3. On the Field Mapping screen, map the fields of the ingested data FortiGuard Threat Intelligence to the fields of a Threat Intel Feeds present in FortiSOAR™.

   To map a field, click the key in the sample data to add the Jinja value of the field. For example, to map the uuid parameter of an ingested scan from FortiGuard Threat Intelligence to the value parameter of a FortiSOAR™ Threat Intel Feeds, click the Value field and then click the uuid field to populate its keys:

   

   For more information on field mapping, see the Data Ingestion chapter in the Connectors Guide in the FortiSOAR™ product documentation. Once you have completed the mapping of fields, click Save Mapping & Continue.

4. (Optional) Use the Scheduling screen to configure schedule-based ingestion, i.e., specify the polling frequency to FortiGuard Threat Intelligence, so that the content gets pulled from the FortiGuard Threat Intelligence integration into FortiSOAR™

   On the Scheduling screen, from the Do you want to schedule the ingestion? drop-down list, select Yes.

   In the Configure Schedule Settings section, specify the Cron expression for the schedule. For example, if you want to pull data from FortiGuard Threat Intelligence every month, click Monthly, and in the minute, hour, and day of month boxes enter 1, 0, and 1 respectively.

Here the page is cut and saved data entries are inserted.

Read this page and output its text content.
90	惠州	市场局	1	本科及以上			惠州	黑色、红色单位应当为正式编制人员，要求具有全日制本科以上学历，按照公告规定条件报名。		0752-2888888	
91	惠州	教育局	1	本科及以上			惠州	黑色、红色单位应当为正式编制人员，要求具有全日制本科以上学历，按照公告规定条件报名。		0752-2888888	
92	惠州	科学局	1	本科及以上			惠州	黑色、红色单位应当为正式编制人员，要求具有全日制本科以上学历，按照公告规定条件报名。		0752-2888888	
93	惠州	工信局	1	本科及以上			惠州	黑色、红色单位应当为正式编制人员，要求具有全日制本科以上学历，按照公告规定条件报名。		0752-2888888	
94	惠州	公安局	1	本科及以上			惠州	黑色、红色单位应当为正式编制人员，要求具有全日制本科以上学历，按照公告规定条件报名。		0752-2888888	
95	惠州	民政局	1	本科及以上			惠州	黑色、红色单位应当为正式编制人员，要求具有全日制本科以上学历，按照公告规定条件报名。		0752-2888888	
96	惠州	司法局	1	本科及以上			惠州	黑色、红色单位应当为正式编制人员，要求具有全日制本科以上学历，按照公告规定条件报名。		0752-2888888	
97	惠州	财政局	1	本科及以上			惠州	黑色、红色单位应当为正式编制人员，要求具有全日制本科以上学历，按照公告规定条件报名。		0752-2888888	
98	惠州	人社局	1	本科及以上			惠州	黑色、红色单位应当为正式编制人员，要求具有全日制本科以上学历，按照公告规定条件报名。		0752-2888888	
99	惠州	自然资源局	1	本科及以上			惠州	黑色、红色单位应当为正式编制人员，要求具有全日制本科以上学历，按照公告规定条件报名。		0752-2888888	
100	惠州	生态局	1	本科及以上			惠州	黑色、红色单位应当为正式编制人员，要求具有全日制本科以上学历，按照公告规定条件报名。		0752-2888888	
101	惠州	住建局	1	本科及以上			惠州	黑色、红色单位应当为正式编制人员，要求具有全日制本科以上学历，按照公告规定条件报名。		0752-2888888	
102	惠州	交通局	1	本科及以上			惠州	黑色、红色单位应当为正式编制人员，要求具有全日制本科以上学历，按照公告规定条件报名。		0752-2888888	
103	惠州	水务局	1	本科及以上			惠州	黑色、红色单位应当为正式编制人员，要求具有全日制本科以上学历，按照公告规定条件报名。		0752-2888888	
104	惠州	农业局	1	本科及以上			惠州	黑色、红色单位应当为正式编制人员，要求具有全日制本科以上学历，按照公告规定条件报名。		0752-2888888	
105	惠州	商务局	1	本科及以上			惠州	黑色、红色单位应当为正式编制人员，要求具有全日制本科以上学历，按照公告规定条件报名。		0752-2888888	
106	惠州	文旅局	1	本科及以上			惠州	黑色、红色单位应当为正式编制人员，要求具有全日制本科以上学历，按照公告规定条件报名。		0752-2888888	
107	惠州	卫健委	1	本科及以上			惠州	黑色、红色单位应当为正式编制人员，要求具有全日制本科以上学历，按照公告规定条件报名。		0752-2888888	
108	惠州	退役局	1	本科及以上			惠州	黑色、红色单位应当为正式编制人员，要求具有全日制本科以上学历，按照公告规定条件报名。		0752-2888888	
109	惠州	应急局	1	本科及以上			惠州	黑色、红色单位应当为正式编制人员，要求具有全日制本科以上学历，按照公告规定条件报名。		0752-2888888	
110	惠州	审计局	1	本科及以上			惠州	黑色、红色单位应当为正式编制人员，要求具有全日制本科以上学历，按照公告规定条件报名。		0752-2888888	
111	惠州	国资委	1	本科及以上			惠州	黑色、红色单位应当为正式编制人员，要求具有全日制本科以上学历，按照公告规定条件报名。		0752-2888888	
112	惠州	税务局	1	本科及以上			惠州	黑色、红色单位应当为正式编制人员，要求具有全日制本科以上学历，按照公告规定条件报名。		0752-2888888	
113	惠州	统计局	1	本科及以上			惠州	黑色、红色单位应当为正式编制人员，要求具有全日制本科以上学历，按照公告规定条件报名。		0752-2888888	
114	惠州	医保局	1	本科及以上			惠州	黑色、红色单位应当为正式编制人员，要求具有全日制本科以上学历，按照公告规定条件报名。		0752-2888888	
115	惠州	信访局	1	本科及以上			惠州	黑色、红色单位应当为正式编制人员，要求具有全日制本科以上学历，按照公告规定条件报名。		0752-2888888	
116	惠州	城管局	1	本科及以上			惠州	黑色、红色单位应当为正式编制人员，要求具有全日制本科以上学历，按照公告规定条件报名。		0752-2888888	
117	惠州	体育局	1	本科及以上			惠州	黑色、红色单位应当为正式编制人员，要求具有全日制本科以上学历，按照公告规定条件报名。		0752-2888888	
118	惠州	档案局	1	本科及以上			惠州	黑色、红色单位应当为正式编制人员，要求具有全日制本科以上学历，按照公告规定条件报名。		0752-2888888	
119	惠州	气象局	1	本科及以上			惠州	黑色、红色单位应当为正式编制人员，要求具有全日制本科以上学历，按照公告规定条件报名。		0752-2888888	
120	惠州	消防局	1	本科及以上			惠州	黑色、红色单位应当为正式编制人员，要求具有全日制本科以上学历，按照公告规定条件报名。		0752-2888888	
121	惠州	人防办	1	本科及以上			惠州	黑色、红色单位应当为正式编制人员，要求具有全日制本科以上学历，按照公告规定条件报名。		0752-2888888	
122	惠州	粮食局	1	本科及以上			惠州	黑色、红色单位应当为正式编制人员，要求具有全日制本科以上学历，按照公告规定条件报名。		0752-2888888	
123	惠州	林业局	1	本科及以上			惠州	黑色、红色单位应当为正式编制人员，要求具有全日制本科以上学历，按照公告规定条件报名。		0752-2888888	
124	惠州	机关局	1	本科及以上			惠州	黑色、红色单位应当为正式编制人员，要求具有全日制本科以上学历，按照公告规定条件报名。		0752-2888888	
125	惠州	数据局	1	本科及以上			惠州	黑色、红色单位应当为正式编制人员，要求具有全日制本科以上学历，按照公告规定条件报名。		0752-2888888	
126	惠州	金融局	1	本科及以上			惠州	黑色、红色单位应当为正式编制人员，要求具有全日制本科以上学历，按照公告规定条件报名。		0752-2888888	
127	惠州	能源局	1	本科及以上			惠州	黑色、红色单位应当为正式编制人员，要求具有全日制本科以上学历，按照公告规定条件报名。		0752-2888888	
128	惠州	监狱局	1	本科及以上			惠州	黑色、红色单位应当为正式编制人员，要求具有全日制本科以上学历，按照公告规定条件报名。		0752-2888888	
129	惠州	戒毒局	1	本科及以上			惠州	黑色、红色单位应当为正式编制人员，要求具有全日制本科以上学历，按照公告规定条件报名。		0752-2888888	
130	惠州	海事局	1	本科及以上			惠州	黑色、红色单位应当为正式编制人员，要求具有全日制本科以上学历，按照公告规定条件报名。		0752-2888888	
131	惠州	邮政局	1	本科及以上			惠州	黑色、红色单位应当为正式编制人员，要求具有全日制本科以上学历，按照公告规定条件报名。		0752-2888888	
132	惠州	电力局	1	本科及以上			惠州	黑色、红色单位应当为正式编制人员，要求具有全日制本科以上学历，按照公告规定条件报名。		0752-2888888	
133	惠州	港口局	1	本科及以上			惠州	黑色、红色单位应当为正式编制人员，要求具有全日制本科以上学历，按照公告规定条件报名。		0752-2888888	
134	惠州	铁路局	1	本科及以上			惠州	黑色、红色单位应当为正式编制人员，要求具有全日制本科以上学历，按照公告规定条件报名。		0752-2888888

This means that the data will be pulled from FortiGuard Threat Intelligence on the first day of every month at 12:01 AM:

   

   Once you have completed scheduling, click Save Settings & Continue.

5. The Summary screen displays a summary of the mapping done, and it also contains links to the Ingestion playbooks. Click Done to complete the data ingestion and exit the Data Ingestion Wizard.